Directed by Cathy Yan and written by Christina Hodson, Warner Brothers looks to replicate Disney by hiring a relatively unknown director, hooking them up with a consistent writer, and giving them a blockbuster budget while saying, “Good luck and don’t make anything too unmarketable.” For Warner Brothers, it’s worth a shot, and with the mass financial success of “Joker” grossing a billion dollars globally, they might as well try anything to get the ball rolling again on their main cinematic universe.
And to its credit, Birds of Prey is surprisingly fun. Margot Robbie manages to pull off the manic hyperactive Riot Grrrl aesthetic of the titular Harley Quinn well and even manages to convey some seemingly genuine emotions. And while Mary Elizabeth Winestead as Huntress and Jurnee Smollet-Bell as Black Canary are incredibly one-note, they never quite feel tiresome.
The film’s action scenes are also incredibly well done. After a decade of the MCU’s close-up and fast cut action scenes, it is truly refreshing to see a wide shot comic book action scene. In which aggressively absurd violence reigns supreme with breaking bones, plenty of blood, and gunshot wounds, there is a part of me that finds Harley Quinn dispatching hordes of roided out thugs in increasingly absurd ways incredibly entertaining. The fact that the majority of this film’s run time and budget most likely went to these action scenes is not a problem for me in the slightest.
However, the film struggles in terms of dialogue and plot. The dialogue is akin to the inner monologue of a 12-year-old who thinks they are particularly funny. And like most 12-year-olds, the film’s dialogue is not anywhere near as funny as it thinks it is. Which makes the film’s downtime between fight scenes rather difficult to stomach as it tries very hard to show you just how funny it is.

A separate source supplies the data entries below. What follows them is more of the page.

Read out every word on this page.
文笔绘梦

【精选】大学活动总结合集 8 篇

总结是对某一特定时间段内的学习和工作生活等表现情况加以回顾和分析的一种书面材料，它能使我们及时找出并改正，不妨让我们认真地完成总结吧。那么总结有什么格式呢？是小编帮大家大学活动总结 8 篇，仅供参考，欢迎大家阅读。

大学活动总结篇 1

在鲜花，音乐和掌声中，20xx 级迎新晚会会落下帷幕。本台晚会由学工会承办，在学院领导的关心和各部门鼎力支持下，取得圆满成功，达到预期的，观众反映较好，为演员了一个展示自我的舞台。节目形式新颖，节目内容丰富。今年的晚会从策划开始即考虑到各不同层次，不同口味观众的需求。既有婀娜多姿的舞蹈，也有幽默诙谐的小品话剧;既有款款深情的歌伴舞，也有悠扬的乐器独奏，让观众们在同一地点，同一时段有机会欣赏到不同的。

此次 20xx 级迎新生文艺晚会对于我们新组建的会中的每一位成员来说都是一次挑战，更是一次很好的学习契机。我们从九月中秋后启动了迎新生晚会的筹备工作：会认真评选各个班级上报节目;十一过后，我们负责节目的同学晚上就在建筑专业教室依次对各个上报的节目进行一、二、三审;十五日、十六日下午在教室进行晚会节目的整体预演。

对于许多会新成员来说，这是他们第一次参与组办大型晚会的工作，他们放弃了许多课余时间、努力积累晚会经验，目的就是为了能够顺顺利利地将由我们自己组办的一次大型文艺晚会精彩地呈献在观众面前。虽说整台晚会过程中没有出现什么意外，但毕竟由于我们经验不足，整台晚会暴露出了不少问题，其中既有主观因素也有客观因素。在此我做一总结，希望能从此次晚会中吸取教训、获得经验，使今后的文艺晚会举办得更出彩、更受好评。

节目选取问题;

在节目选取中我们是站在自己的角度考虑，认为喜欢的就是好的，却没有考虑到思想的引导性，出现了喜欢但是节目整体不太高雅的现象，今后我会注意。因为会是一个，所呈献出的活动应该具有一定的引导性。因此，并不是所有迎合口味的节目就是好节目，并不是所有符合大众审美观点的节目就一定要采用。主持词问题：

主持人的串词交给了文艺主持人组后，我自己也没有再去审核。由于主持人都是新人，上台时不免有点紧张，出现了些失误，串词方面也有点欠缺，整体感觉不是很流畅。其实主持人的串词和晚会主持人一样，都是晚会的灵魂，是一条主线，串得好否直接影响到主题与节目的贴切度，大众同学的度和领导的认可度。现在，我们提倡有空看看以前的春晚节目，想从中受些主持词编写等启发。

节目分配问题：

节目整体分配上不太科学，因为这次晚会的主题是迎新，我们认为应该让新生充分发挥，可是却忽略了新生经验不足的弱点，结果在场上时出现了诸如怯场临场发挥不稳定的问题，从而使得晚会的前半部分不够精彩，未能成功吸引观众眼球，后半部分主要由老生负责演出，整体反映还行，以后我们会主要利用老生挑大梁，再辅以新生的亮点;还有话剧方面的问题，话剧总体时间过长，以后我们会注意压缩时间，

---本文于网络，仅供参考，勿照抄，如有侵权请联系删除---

The plot has been made purposefully difficult to follow to mimic Harley Quinn’s psyche. To put it nicely, the plot is told out of order, but it feels more like it was randomly generated as the movie jumps around relying on very forced narration from Harley Quinn to smooth out the jarring transitions. This leads to the film feeling as if it has little to no narrative structure, resulting in a lack of pay off at the end of the film.

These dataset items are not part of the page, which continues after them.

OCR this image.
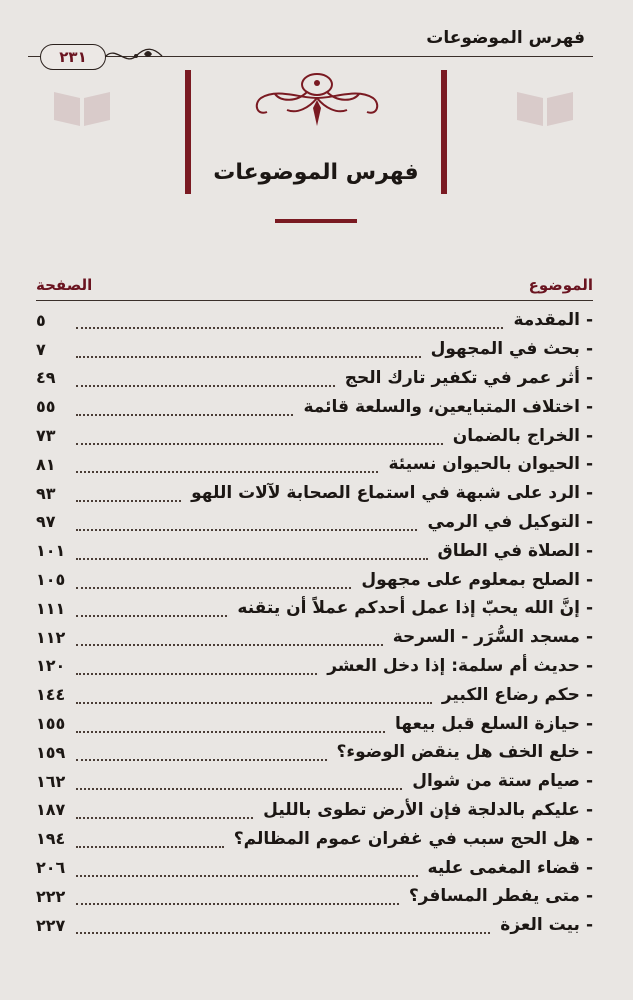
فهرس الموضوعات
٢٣١
فهرس الموضوعات
الموضوع
الصفحة
-
المقدمة
٥
-
بحث في المجهول
٧
-
أثر عمر في تكفير تارك الحج
٤٩
-
اختلاف المتبايعين، والسلعة قائمة
٥٥
-
الخراج بالضمان
٧٣
-
الحيوان بالحيوان نسيئة
٨١
-
الرد على شبهة في استماع الصحابة لآلات اللهو
٩٣
-
التوكيل في الرمي
٩٧
-
الصلاة في الطاق
١٠١
-
الصلح بمعلوم على مجهول
١٠٥
-
إنَّ الله يحبّ إذا عمل أحدكم عملاً أن يتقنه
١١١
-
مسجد السُّرَر - السرحة
١١٢
-
حديث أم سلمة: إذا دخل العشر
١٢٠
-
حكم رضاع الكبير
١٤٤
-
حيازة السلع قبل بيعها
١٥٥
-
خلع الخف هل ينقض الوضوء؟
١٥٩
-
صيام ستة من شوال
١٦٢
-
عليكم بالدلجة فإن الأرض تطوى بالليل
١٨٧
-
هل الحج سبب في غفران عموم المظالم؟
١٩٤
-
قضاء المغمى عليه
٢٠٦
-
متى يفطر المسافر؟
٢٢٢
-
بيت العزة
٢٢٧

Perhaps the saddest of all the errors is that of the film’s villain, Black Mask, who is the victim of the film’s poor plot and dialogue structure as he is easily the weakest character of the film. This is truly unfortunate because Ewan McGregor is trying very hard to convince you that his portrayal of Black Mask is much deeper and cooler than it is. But despite his best efforts, the character can be boiled down to an emotionally immature, sexy billionaire with the world view of an incel and he acts just like that in every scene he is in.
But despite these glaring and obvious flaws, Birds of Prey still feels remarkably fun. Maybe it’s just the part of my brain that likes watching people in costumes beat on each other, but I left this film with both a smirk and a deep shame for having smirked. I feel that this film falls deep into my guilty pleasure canyon and there it will stay as my inner critic berates me for having fun with a film this stupid. Birds of Prey is not a conventionally good film in any way, yet it is a film that is absurd enough to be genuinely enjoyable throughout its run time. If a hyper, violent, less funny Deadpool in Riot Grrl cosplay sounds up your alley, then this film is worth a shot. It may become one of your favorite guilty pleasures too.